About This Archive

The Weekly Standard was an American conservative opinion magazine published from September 1995 to December 2018. Over 23 years and 1,112 issues, it shaped the debates of the post–Cold War era — on foreign policy, domestic politics, and American culture.

The Magazine

Founded by William Kristol and Fred Barnes with backing from Rupert Murdoch's News Corporation, The Weekly Standard launched on September 18, 1995 — the first issue's cover story, "Going on Offense," set its combative tone. From its Washington, D.C. offices, it became one of the most widely-read and discussed political magazines in the country, with a circulation that at its peak exceeded 100,000.

The magazine was known for long-form reporting, literary essays, and pointed opinion — a combination that attracted some of the finest writers in American journalism. Its signature voices included Matt Labash, whose immersive features set a standard for narrative political writing; Christopher Caldwell, whose dispatches from Europe anticipated debates over immigration and sovereignty a decade before they went mainstream; Andrew Ferguson, whose cultural criticism combined erudition with wit; and P.J. O'Rourke, the irreverent libertarian-conservative humorist.

The magazine's editorial line was broadly neoconservative: hawkish on foreign policy, interventionist in its support for democracy promotion abroad, socially conservative but intellectually engaged with its critics. It was a fierce advocate for the Iraq War and the 2007 "surge" strategy that William Kristol and Fred Kagan championed — and, to its credit, one of the few conservative outlets to take a principled stand against Donald Trump in 2015 and 2016, even as doing so cost it readers and eventually contributed to its closure.

Key Figures

William Kristol (editor, 1995–2018) was the magazine's founding editor and its public face. Son of the neoconservative intellectual Irving Kristol, he had served as chief of staff to Vice President Dan Quayle before launching the magazine. His weekly column, his television appearances, and his political organizing made him one of the most influential conservatives of his generation — until his break with Trumpism put him at odds with much of the movement he had helped build.

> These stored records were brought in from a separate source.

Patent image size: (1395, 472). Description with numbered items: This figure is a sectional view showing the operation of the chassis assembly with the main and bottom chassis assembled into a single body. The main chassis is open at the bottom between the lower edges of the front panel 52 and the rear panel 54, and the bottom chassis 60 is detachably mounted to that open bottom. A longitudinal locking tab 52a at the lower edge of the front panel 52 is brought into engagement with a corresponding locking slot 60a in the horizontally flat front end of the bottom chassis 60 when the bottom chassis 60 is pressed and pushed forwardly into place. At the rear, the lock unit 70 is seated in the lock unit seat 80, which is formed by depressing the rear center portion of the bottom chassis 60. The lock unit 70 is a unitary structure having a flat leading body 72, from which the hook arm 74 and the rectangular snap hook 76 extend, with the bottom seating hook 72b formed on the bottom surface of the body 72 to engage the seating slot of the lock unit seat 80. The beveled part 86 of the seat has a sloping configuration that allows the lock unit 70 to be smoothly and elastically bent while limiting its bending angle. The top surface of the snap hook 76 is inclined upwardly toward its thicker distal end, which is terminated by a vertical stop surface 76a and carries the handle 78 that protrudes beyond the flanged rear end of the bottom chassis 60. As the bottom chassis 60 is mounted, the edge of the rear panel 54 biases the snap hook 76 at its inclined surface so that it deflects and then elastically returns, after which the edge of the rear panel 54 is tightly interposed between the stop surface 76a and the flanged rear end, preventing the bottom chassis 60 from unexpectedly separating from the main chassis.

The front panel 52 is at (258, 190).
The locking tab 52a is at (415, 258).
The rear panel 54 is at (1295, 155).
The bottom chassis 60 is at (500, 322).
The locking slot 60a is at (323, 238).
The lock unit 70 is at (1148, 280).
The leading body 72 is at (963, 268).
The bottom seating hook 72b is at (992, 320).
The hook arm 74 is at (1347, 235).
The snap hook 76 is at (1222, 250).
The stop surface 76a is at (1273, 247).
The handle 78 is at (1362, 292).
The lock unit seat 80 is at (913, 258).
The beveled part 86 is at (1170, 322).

Fred Barnes (executive editor, 1995–2018) was one of Washington's most prolific and well-sourced political reporters, known for his access to Republican officeholders and his enthusiastic boosterism for the Bush presidency. His political reporting was a backbone of the magazine's coverage.

Other notable contributors over the years included Robert Kagan, whose essay "The Case for American Empire" (October 2001) became one of the most debated pieces of the post-9/11 era; Joseph Bottum, the literary editor whose criticism ranged from poetry to theology; Irwin Stelzer, the economic commentator; Reuel Marc Gerecht, the intelligence and Middle East analyst; and Jonathan Last, whose pop-culture criticism and demographic reporting gave the magazine unexpected range.

The End

After News Corporation sold the magazine in 2009 to a group including Philip Anschutz, The Weekly Standard struggled financially while maintaining its editorial independence. The Trump era proved especially difficult: the magazine's consistent opposition to the president alienated much of the conservative base even as it earned respect from across the political spectrum.

In December 2018, the magazine's owner, MediaDC (a subsidiary of Clarity Media Group), announced it would cease publication. The final issue, dated December 17, 2018, appeared without warning or ceremony. The closure was mourned across the political spectrum — by liberals who respected the magazine's independence and by conservatives who recognized what they were losing even if they disagreed with its Trump coverage.

The last editor to sign off was Stephen Hayes, who had taken over as editor in 2016. In the years since, Hayes and Kristol have continued their journalistic work elsewhere, but The Weekly Standard itself exists now only in this archive.

This Archive

This site preserves the full text of The Weekly Standard's online article archive — more than 73,000 articles spanning the magazine's entire 23-year run, from September 1995 to December 2018. It also includes scanned PDFs and cover thumbnails for all 1,112 print issues.

The archive is fully searchable and browsable by author, topic, date, and print issue. It is maintained as a public resource for readers, researchers, and anyone interested in the history of American conservative thought in the post–Cold War era.